Showing posts with label joker. Show all posts
Showing posts with label joker. Show all posts

Monday, September 09, 2013

What makes Joker tick?



This probably isn't a new revelation to many people, but one thing that struck me about the Joker in his first appearance in Batman #1 is how much he craves attention. I love that panel from the first story where he talks about fooling the police and how he'd like "to shout the answer into their stupid faces." His M.O. that whole story is to announce to the public that he's going to commit a crime (usually a combination of murder and theft) and then pull it off in a way that no one can stop him.

In the fourth and final story in Batman #1 (again by Bill Finger, Bob Kane, and Jerry Robinson), the Joker escapes prison after only two days there and picks up right where he left off. He declares that he wants to "let all know" that he's "still in the game and is still high card." It's not enough to commit the crimes and get away with it; he also has to rub it in the public's face.

This seems core to who Joker is. A good Joker story will always have an element of panache to it, because the Joker isn't an agent of chaos (a relatively recent interpretation) so much as he is an agent of showing off.

Monday, September 02, 2013

The grim jester called... The Joker!



When people talk about whether or not Batman should ever kill, the discussion inevitably comes around to the Joker, a homicidal maniac who continually breaks out of custody to murder again and again. The government is helpless to stop him, so the only way for someone to end his terror is to end his life.

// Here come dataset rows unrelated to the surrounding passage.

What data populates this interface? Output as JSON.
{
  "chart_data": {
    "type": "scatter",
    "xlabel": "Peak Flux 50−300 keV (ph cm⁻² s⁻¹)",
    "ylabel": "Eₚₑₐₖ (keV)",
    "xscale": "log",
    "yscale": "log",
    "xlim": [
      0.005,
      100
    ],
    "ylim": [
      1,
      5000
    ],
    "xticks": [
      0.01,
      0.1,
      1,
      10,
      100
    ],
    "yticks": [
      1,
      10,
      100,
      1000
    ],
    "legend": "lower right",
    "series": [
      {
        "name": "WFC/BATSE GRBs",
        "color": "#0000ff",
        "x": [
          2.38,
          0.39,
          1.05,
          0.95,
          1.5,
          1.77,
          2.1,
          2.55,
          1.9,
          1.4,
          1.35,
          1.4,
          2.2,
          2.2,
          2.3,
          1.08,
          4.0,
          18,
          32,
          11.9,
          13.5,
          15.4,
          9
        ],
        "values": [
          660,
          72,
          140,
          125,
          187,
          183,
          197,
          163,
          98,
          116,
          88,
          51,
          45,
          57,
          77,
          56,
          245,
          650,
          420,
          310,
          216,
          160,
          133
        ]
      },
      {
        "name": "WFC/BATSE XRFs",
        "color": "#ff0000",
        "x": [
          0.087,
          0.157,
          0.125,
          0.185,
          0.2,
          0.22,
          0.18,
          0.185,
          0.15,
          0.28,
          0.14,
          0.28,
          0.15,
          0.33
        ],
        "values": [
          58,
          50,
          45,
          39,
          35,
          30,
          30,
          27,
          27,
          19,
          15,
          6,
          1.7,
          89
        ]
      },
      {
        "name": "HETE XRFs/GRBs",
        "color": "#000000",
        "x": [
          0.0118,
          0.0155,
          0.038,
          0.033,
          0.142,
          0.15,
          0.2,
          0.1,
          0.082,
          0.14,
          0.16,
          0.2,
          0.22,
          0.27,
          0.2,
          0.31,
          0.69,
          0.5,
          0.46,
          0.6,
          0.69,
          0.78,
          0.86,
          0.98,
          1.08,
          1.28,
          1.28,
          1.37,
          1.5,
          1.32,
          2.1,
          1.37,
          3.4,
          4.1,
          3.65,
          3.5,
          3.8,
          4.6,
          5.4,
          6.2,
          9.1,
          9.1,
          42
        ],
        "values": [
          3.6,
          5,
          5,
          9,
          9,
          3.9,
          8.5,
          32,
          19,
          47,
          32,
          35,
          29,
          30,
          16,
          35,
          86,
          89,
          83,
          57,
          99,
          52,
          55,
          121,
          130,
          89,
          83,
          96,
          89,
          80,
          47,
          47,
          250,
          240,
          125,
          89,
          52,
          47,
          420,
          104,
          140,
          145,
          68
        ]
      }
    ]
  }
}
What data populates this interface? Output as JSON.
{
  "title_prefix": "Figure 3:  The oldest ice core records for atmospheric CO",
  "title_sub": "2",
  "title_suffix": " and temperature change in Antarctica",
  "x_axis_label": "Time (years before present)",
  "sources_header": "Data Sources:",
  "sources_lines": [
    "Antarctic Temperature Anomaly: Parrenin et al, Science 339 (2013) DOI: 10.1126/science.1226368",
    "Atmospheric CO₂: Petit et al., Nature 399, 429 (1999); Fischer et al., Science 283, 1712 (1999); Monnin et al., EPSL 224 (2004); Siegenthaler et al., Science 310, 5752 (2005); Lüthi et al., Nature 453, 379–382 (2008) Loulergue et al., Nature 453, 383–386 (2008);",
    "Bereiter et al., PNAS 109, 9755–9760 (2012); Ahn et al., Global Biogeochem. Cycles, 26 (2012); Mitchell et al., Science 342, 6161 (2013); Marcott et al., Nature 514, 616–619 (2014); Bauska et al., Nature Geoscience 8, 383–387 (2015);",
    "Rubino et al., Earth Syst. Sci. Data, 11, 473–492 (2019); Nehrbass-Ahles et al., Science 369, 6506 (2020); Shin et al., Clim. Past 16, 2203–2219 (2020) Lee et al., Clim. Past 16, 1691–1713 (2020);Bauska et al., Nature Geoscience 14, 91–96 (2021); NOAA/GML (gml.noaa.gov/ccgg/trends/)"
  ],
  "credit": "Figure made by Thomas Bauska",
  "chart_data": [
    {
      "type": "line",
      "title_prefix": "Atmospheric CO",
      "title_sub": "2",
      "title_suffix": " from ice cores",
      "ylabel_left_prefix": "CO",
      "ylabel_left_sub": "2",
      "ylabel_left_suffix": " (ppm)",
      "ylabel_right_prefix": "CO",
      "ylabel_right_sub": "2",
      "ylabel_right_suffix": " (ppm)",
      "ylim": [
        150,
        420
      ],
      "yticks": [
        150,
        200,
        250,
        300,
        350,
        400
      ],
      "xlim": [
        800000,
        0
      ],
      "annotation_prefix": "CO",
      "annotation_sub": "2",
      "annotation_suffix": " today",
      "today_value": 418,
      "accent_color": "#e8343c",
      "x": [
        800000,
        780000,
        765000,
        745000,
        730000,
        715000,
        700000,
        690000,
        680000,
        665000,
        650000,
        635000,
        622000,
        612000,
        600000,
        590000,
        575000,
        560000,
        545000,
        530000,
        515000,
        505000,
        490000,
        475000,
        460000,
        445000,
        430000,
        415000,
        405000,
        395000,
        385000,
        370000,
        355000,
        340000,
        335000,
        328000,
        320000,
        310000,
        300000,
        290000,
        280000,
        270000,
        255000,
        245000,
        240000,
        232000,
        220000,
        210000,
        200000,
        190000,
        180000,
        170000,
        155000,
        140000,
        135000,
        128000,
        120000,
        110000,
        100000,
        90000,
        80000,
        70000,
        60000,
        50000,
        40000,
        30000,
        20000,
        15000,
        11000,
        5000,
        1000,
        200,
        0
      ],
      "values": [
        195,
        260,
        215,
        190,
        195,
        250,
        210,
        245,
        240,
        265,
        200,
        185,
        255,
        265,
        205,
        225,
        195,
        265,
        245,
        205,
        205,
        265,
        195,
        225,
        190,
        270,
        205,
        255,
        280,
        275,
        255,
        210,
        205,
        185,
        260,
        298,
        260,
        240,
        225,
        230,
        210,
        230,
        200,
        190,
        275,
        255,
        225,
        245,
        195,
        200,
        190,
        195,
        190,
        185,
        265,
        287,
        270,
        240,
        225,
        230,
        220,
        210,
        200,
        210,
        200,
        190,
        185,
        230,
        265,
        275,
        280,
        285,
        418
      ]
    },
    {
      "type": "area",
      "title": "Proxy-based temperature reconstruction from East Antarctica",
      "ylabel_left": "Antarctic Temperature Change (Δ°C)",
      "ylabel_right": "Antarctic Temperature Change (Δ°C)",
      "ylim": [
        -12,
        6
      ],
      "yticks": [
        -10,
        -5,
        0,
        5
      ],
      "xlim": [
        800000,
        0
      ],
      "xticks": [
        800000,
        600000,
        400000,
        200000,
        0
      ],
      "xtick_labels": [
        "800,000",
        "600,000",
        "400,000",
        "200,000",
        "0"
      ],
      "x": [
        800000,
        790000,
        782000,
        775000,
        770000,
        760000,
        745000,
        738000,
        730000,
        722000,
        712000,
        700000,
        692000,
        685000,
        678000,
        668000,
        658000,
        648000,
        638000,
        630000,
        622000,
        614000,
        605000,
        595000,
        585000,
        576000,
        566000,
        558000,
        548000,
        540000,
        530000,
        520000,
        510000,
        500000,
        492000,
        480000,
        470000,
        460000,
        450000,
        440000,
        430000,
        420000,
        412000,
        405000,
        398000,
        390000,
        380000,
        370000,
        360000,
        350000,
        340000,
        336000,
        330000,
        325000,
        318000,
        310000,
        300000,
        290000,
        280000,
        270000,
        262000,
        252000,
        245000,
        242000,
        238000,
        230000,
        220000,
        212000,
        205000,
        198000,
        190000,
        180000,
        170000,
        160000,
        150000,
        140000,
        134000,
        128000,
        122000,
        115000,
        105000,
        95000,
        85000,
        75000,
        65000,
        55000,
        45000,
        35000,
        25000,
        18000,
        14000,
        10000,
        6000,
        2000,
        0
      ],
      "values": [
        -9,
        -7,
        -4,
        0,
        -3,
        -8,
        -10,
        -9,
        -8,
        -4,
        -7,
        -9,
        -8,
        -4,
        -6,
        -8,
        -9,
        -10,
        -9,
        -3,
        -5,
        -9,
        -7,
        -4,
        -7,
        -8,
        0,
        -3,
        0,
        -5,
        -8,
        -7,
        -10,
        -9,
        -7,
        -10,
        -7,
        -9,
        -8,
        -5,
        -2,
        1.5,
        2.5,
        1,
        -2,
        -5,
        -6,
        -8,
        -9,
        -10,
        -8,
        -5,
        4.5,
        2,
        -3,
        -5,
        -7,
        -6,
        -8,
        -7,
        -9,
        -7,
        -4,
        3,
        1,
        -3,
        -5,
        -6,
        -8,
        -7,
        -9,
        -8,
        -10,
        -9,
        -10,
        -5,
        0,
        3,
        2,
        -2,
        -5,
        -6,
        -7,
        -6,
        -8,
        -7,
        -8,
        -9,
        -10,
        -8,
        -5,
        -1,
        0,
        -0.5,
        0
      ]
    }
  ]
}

Batman seems tailor-made for the job. He's outside the law, has a supposedly unquenchable thirst for vengeance, and has experienced in very close, personal ways the Joker's capacity for murder. He knows without doubt that this is an unrepentant person incapable of rehabilitation who will only be stopped by being killed. That Batman's "code" prevents him from doing what needs to be done is frankly a massive impediment to suspending disbelief about the dark knight and his world.

One way of relieving this untenable tension is to ease off on the Joker's murderous impulses. I like the Silver Age Joker who was more interested in pulling off capers with panache than spreading terror, but that's not exactly true to the character's Golden Age roots. As presented in Batman #1 (by Bill Finger, Bob Kane, and Jerry Robinson), the Joker is definitely interested in showing off, but he's just as into murder. The original Joker isn't a fun character, he's a horrifying madman.

He's also a massive hit and his creators seem to know it. He appears in two stories in Batman #1; jailed at the end of the first one and... well, we'll look later at what happens in the next. But I'm curious to see how the Golden Age storytellers kept the Joker around before Batman's "code" created an easy, ridiculous out.